NB A great way to use this feature is during travel videos. Set up the camera as you shoot your subject crossing from frame-right to frame-left, and take a still photo while this mode in enabled. Keep autoupdate turned OFF. When you can go to another city with another background you can see the overlay of how you framed your first image. Repeat this shot for every city you go into and you can cut it together seamlessly in yout editing suite for a very cool effect.
This lets you take a reading for brightness within a small spot in your LCD. Unless you REALLY know what you are doing, just leave this alone.
Keep this set to percentage and you can see how close your are to clipping your highlights when you point this at a particular spot in your frame.
This uses different color maps to evaluate exposure.
If you need this, you already know what this means.
If you DON’T need this, there are a few instances where this may be useful:
BANDING- One of the known shortcomings of DSLRs is the banding that comes along with the h.264 codec. Banding is when the subtle variations in color appear to have “bands” that jump in color or brightness in steps instead of smooth transitions. The banding setting will help you see that.

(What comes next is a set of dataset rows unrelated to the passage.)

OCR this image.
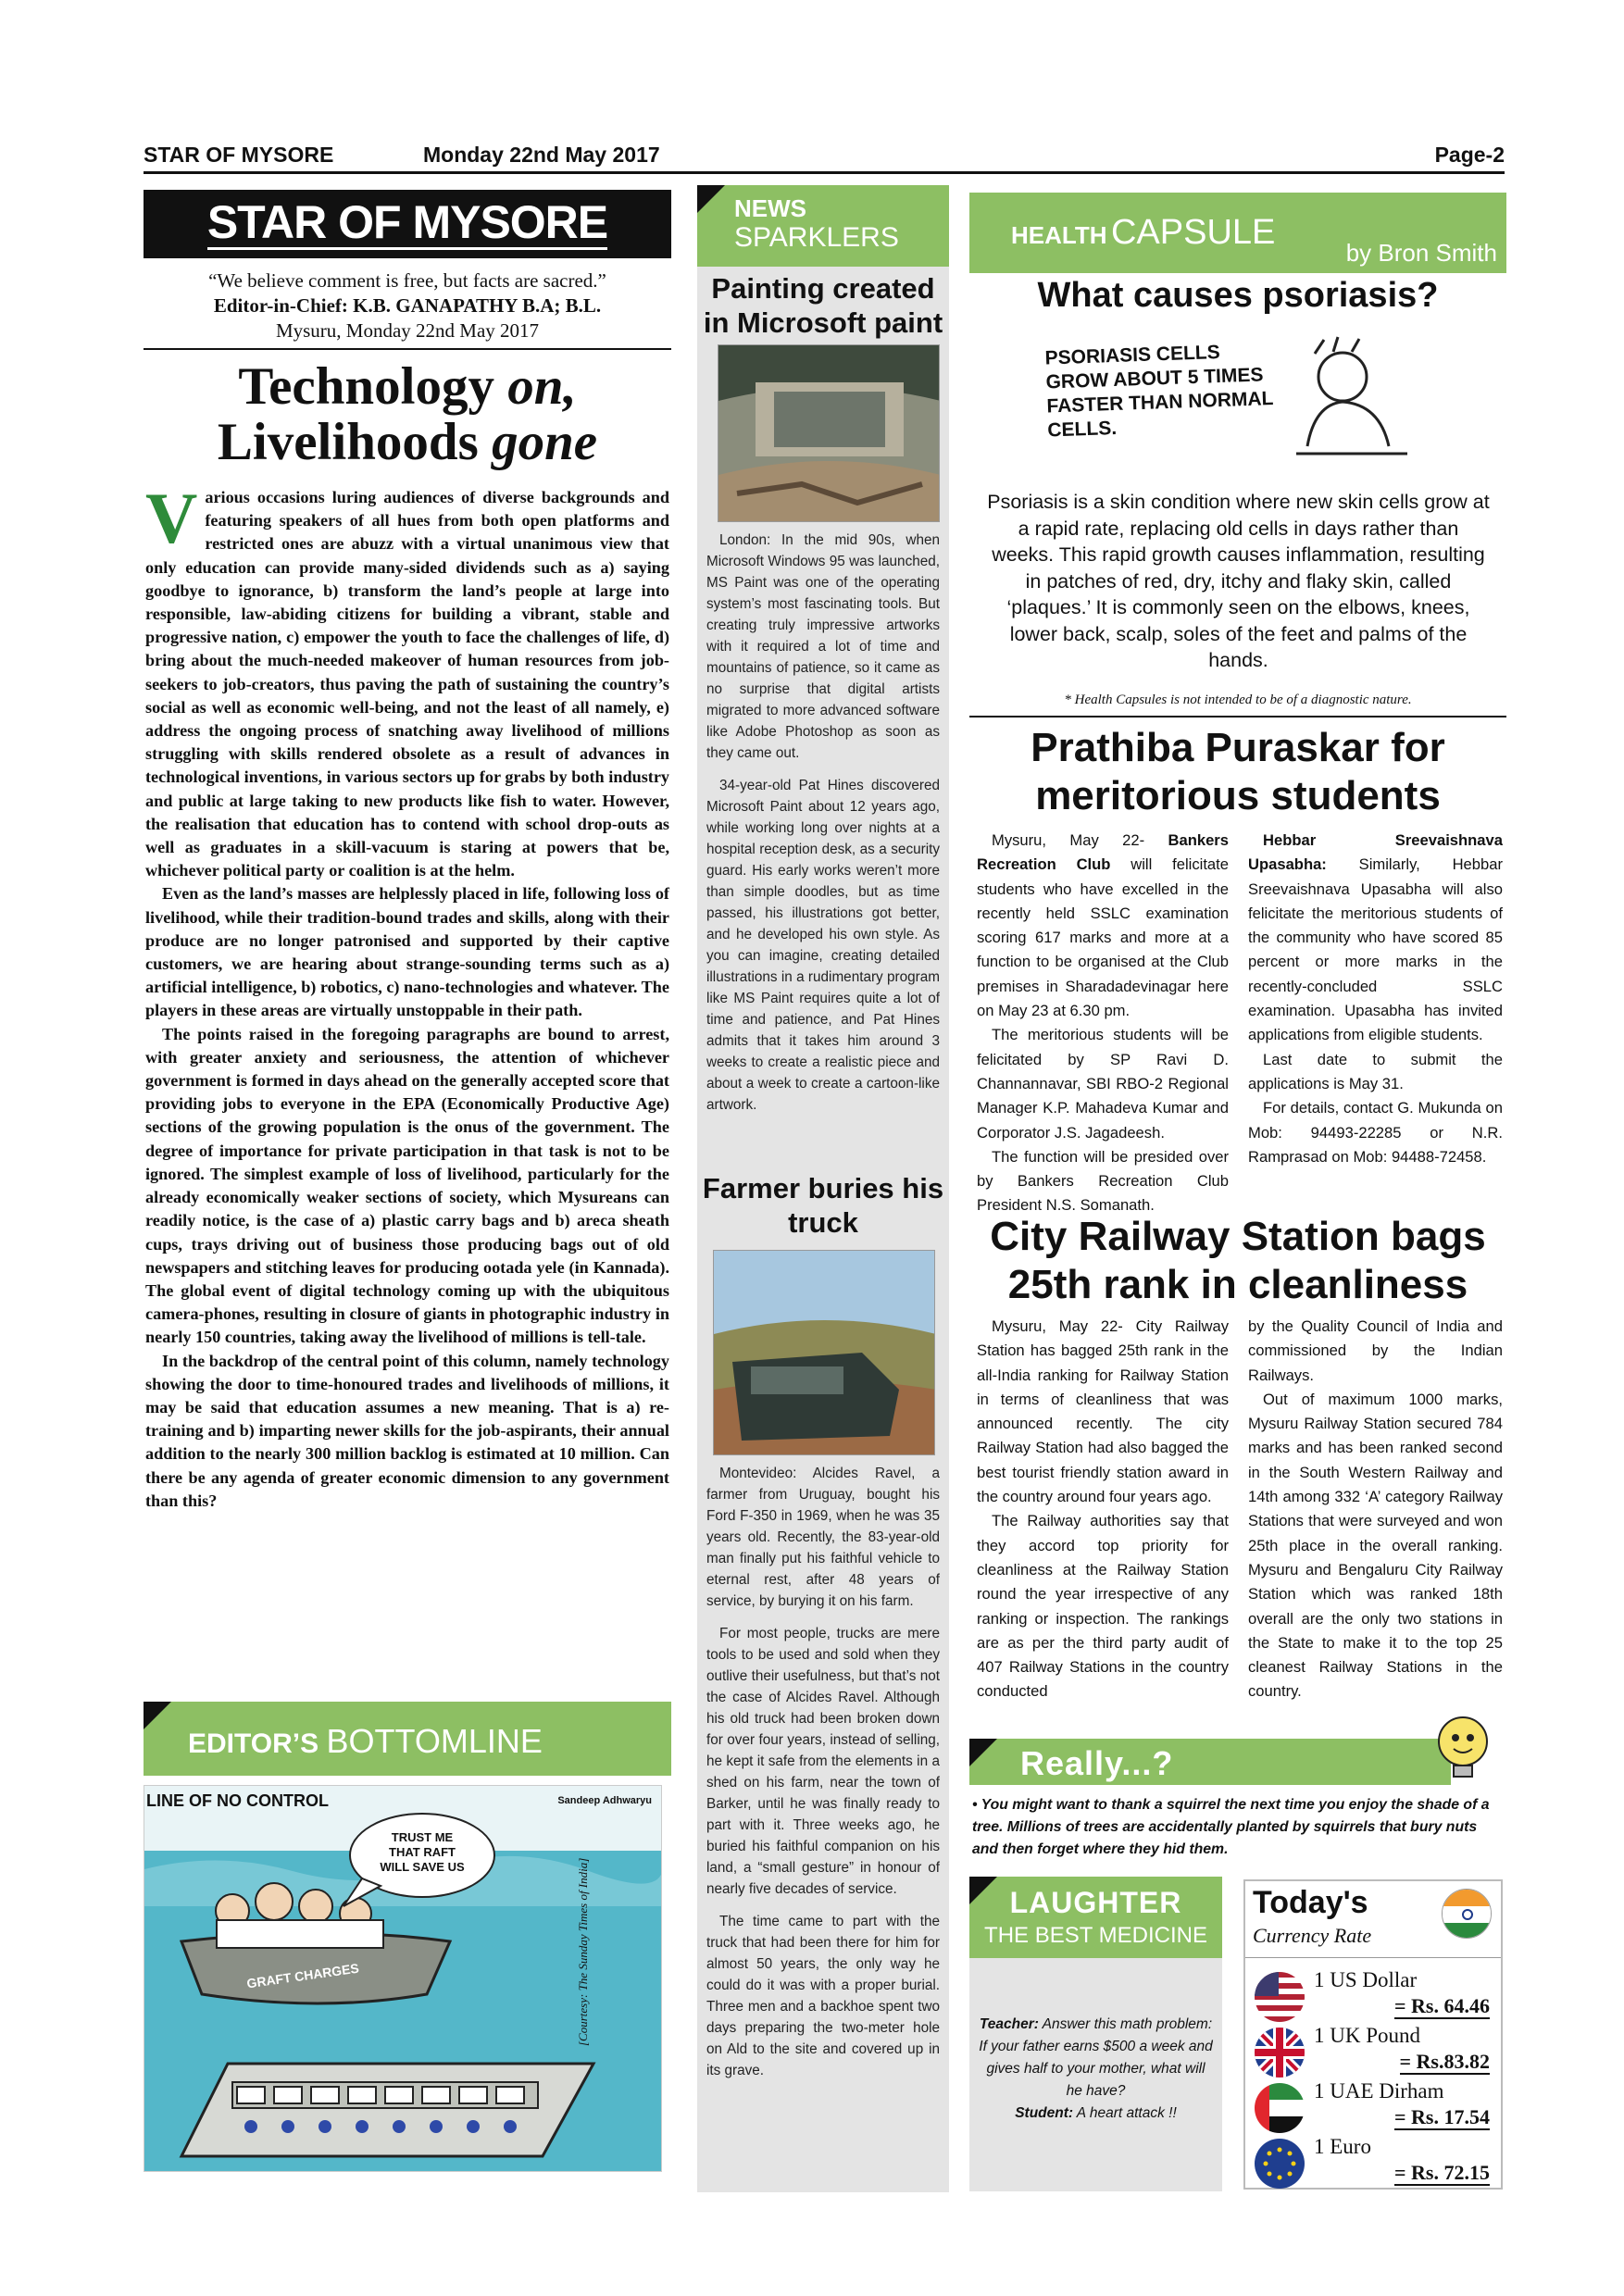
STAR OF MYSORE	Monday 22nd May 2017	Page-2
STAR OF MYSORE
“We believe comment is free, but facts are sacred.”
Editor-in-Chief: K.B. GANAPATHY B.A; B.L.
Mysuru, Monday 22nd May 2017
Technology on,
Livelihoods gone

Various occasions luring audiences of diverse backgrounds and featuring speakers of all hues from both open platforms and restricted ones are abuzz with a virtual unanimous view that only education can provide many-sided dividends such as a) saying goodbye to ignorance, b) transform the land’s people at large into responsible, law-abiding citizens for building a vibrant, stable and progressive nation, c) empower the youth to face the challenges of life, d) bring about the much-needed makeover of human resources from job-seekers to job-creators, thus paving the path of sustaining the country’s social as well as economic well-being, and not the least of all namely, e) address the ongoing process of snatching away livelihood of millions struggling with skills rendered obsolete as a result of advances in technological inventions, in various sectors up for grabs by both industry and public at large taking to new products like fish to water. However, the realisation that education has to contend with school drop-outs as well as graduates in a skill-vacuum is staring at powers that be, whichever political party or coalition is at the helm.

Even as the land’s masses are helplessly placed in life, following loss of livelihood, while their tradition-bound trades and skills, along with their produce are no longer patronised and supported by their captive customers, we are hearing about strange-sounding terms such as a) artificial intelligence, b) robotics, c) nano-technologies and whatever. The players in these areas are virtually unstoppable in their path.

The points raised in the foregoing paragraphs are bound to arrest, with greater anxiety and seriousness, the attention of whichever government is formed in days ahead on the generally accepted score that providing jobs to everyone in the EPA (Economically Productive Age) sections of the growing population is the onus of the government. The degree of importance for private participation in that task is not to be ignored. The simplest example of loss of livelihood, particularly for the already economically weaker sections of society, which Mysureans can readily notice, is the case of a) plastic carry bags and b) areca sheath cups, trays driving out of business those producing bags out of old newspapers and stitching leaves for producing ootada yele (in Kannada). The global event of digital technology coming up with the ubiquitous camera-phones, resulting in closure of giants in photographic industry in nearly 150 countries, taking away the livelihood of millions is tell-tale.

In the backdrop of the central point of this column, namely technology showing the door to time-honoured trades and livelihoods of millions, it may be said that education assumes a new meaning. That is a) re-training and b) imparting newer skills for the job-aspirants, their annual addition to the nearly 300 million backlog is estimated at 10 million. Can there be any agenda of greater economic dimension to any government than this?

EDITOR’S BOTTOMLINE
LINE OF NO CONTROL	Sandeep Adhwaryu
TRUST ME THAT RAFT WILL SAVE US
GRAFT CHARGES	[Courtesy: The Sunday Times of India]
NEWS
SPARKLERS
Painting created in Microsoft paint

London: In the mid 90s, when Microsoft Windows 95 was launched, MS Paint was one of the operating system’s most fascinating tools. But creating truly impressive artworks with it required a lot of time and mountains of patience, so it came as no surprise that digital artists migrated to more advanced software like Adobe Photoshop as soon as they came out.

34-year-old Pat Hines discovered Microsoft Paint about 12 years ago, while working long over nights at a hospital reception desk, as a security guard. His early works weren’t more than simple doodles, but as time passed, his illustrations got better, and he developed his own style. As you can imagine, creating detailed illustrations in a rudimentary program like MS Paint requires quite a lot of time and patience, and Pat Hines admits that it takes him around 3 weeks to create a realistic piece and about a week to create a cartoon-like artwork.

Farmer buries his truck

Montevideo: Alcides Ravel, a farmer from Uruguay, bought his Ford F-350 in 1969, when he was 35 years old. Recently, the 83-year-old man finally put his faithful vehicle to eternal rest, after 48 years of service, by burying it on his farm.

For most people, trucks are mere tools to be used and sold when they outlive their usefulness, but that’s not the case of Alcides Ravel. Although his old truck had been broken down for over four years, instead of selling, he kept it safe from the elements in a shed on his farm, near the town of Barker, until he was finally ready to part with it. Three weeks ago, he buried his faithful companion on his land, a “small gesture” in honour of nearly five decades of service.

The time came to part with the truck that had been there for him for almost 50 years, the only way he could do it was with a proper burial. Three men and a backhoe spent two days preparing the two-meter hole on Ald to the site and covered up in its grave.

HEALTH CAPSULE
by Bron Smith
What causes psoriasis?
PSORIASIS CELLS GROW ABOUT 5 TIMES FASTER THAN NORMAL CELLS.
Psoriasis is a skin condition where new skin cells grow at a rapid rate, replacing old cells in days rather than weeks. This rapid growth causes inflammation, resulting in patches of red, dry, itchy and flaky skin, called ‘plaques.’ It is commonly seen on the elbows, knees, lower back, scalp, soles of the feet and palms of the hands.
* Health Capsules is not intended to be of a diagnostic nature.
Prathiba Puraskar for meritorious students

Mysuru, May 22- Bankers Recreation Club will felicitate students who have excelled in the recently held SSLC examination scoring 617 marks and more at a function to be organised at the Club premises in Sharadadevinagar here on May 23 at 6.30 pm.

The meritorious students will be felicitated by SP Ravi D. Channannavar, SBI RBO-2 Regional Manager K.P. Mahadeva Kumar and Corporator J.S. Jagadeesh.

The function will be presided over by Bankers Recreation Club President N.S. Somanath.

Hebbar Sreevaishnava Upasabha: Similarly, Hebbar Sreevaishnava Upasabha will also felicitate the meritorious students of the community who have scored 85 percent or more marks in the recently-concluded SSLC examination. Upasabha has invited applications from eligible students.

Last date to submit the applications is May 31.

For details, contact G. Mukunda on Mob: 94493-22285 or N.R. Ramprasad on Mob: 94488-72458.

City Railway Station bags 25th rank in cleanliness

Mysuru, May 22- City Railway Station has bagged 25th rank in the all-India ranking for Railway Station in terms of cleanliness that was announced recently. The city Railway Station had also bagged the best tourist friendly station award in the country around four years ago.

The Railway authorities say that they accord top priority for cleanliness at the Railway Station round the year irrespective of any ranking or inspection. The rankings are as per the third party audit of 407 Railway Stations in the country conducted

by the Quality Council of India and commissioned by the Indian Railways.

Out of maximum 1000 marks, Mysuru Railway Station secured 784 marks and has been ranked second in the South Western Railway and 14th among 332 ‘A’ category Railway Stations that were surveyed and won 25th place in the overall ranking. Mysuru and Bengaluru City Railway Station which was ranked 18th overall are the only two stations in the State to make it to the top 25 cleanest Railway Stations in the country.

Really...?
• You might want to thank a squirrel the next time you enjoy the shade of a tree. Millions of trees are accidentally planted by squirrels that bury nuts and then forget where they hid them.
LAUGHTER
THE BEST MEDICINE
Teacher: Answer this math problem: If your father earns $500 a week and gives half to your mother, what will he have?
Student: A heart attack !!
Today's
Currency Rate
1 US Dollar
= Rs. 64.46
1 UK Pound
= Rs.83.82
1 UAE Dirham
= Rs. 17.54
1 Euro
= Rs. 72.15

GREEN SCREEN: This is a GREAT setting if you are ever trying to get a good key from your green screen. The secret to a good key is nice ,even lighting, and this color map will help you see those gradations more clearly.
Histogram and Waveform:
These setting are for people that are very comfortable with adjusting color. If you do not know how to read a waveform monitor or a vectorscope, there many tutorials online. They are not nearly as complicated as you think, but explaining them goes outside the scope of this guide.
I have found that while vestorscopes and waveform monitors are very handy while color correcting in post, the most I need during the shoot is the histogram. If you have a colorist or a DIT on set, they will undoubtedly find this information useful, as will your DP or lighting designer.